En la calle fue violada por otros jóvenes callejeros; y a las pocas semanas, debió regresarse a San Onofre a ayudar en el reconocimiento de 35 familiares que cayeron asesinados y descuartizados por los grupos paramilitares que operaban en la zona. De ahí su autoridad y fortaleza moral para asesorar en la superación del duelo.

Cuando los jóvenes y niños que colaboran en la Casa-taller se enteran de que en alguno de los barrios de las faldas de La Popa ha habido un asesinato, avisan a Josefa, o a cualquiera de sus coordinadoras, y se organiza una visita a la casa de los dolientes. Las charlas empiezan con los relatos de cada uno de los miembros del taller, respecto a las desgracias que ya superaron y hasta es posible que acompañen con lágrimas los momentos de duelo.

Luego viene una invitación al taller, otras charlas de motivación, lecturas bíblicas, convivencia ciudadana e introducción a cualquiera de las tres áreas creativas que maneja el grupo para integrar más familias al trabajo comunal. Desde que comienzan las visitas, el lenguaje que se utiliza se encamina hacia el rechazo a la venganza, pero a la búsqueda de que la justicia actúe.
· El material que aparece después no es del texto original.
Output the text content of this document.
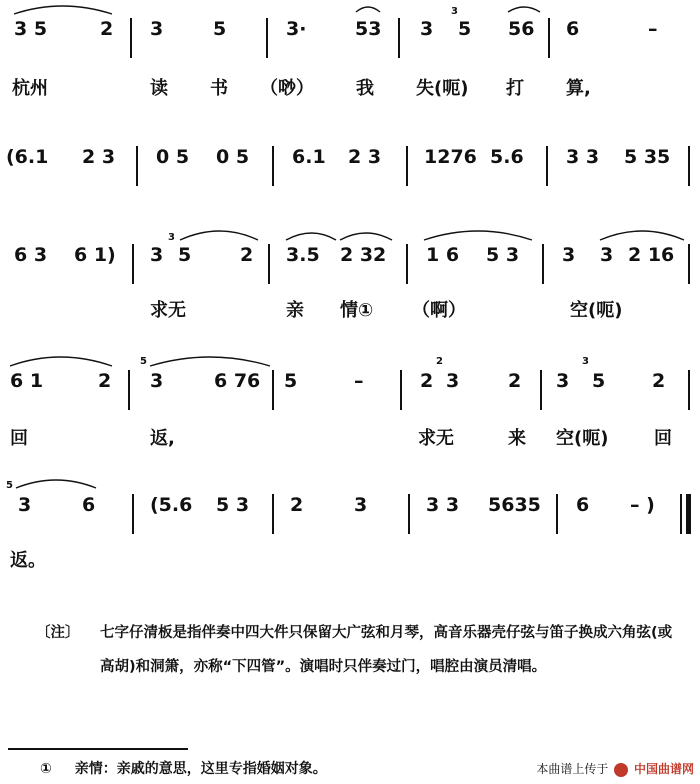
3 5	2 3	5	3·	53 3 5 56 6	–
3
杭州	读 书 （唦） 我 失(呃) 打 算,
(6.1 2 3 0 5 0 5 6.1 2 3 1276 5.6 3 3 5 35
6 3 6 1) 3 5	2 3.5 2 32 1 6 5 3 3 3 2 16
3
求无	亲 情① （啊）	空(呃)
6 1	2 3	6 76 5	–	2 3	2 3 5 2
5	2	3
回	返,	求无	来 空(呃)	回
3	6	(5.6 5 3 2	3	3 3 5635 6 – )
5
返。
〔注〕 七字仔清板是指伴奏中四大件只保留大广弦和月琴，高音乐器壳仔弦与笛子换成六角弦(或高胡)和洞箫，亦称“下四管”。演唱时只伴奏过门，唱腔由演员清唱。
① 亲情：亲戚的意思，这里专指婚姻对象。	本曲谱上传于 中国曲谱网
En algunas ocasiones, los niños que han padecido el asesinato de algún familiar son invitados al taller para que realicen sus tareas escolares, aprovechando el computador y el servicio de Internet que tiene la Casa-taller. Se espera el momento propicio para introducir al niño en las charlas de no a la venganza y de la superación del duelo.

Con esas medidas pacifistas y el constante impulso al trabajo comunal y cultural, la “Casa-taller Oscar Hurtado” ha logrado evitar, en los últimos años, más de diez actos de barbarie en contra de las viviendas de personas que han asesinado o lesionado a otras. Estas 12 personas, entre hombres y mujeres, laboran con el apoyo financiero de Funsarep y con recursos monetarios propios, pues todos deben aportar cuotas para el sostenimiento de la sede.

El resto de la tarea es tener palabras con que sanar heridas.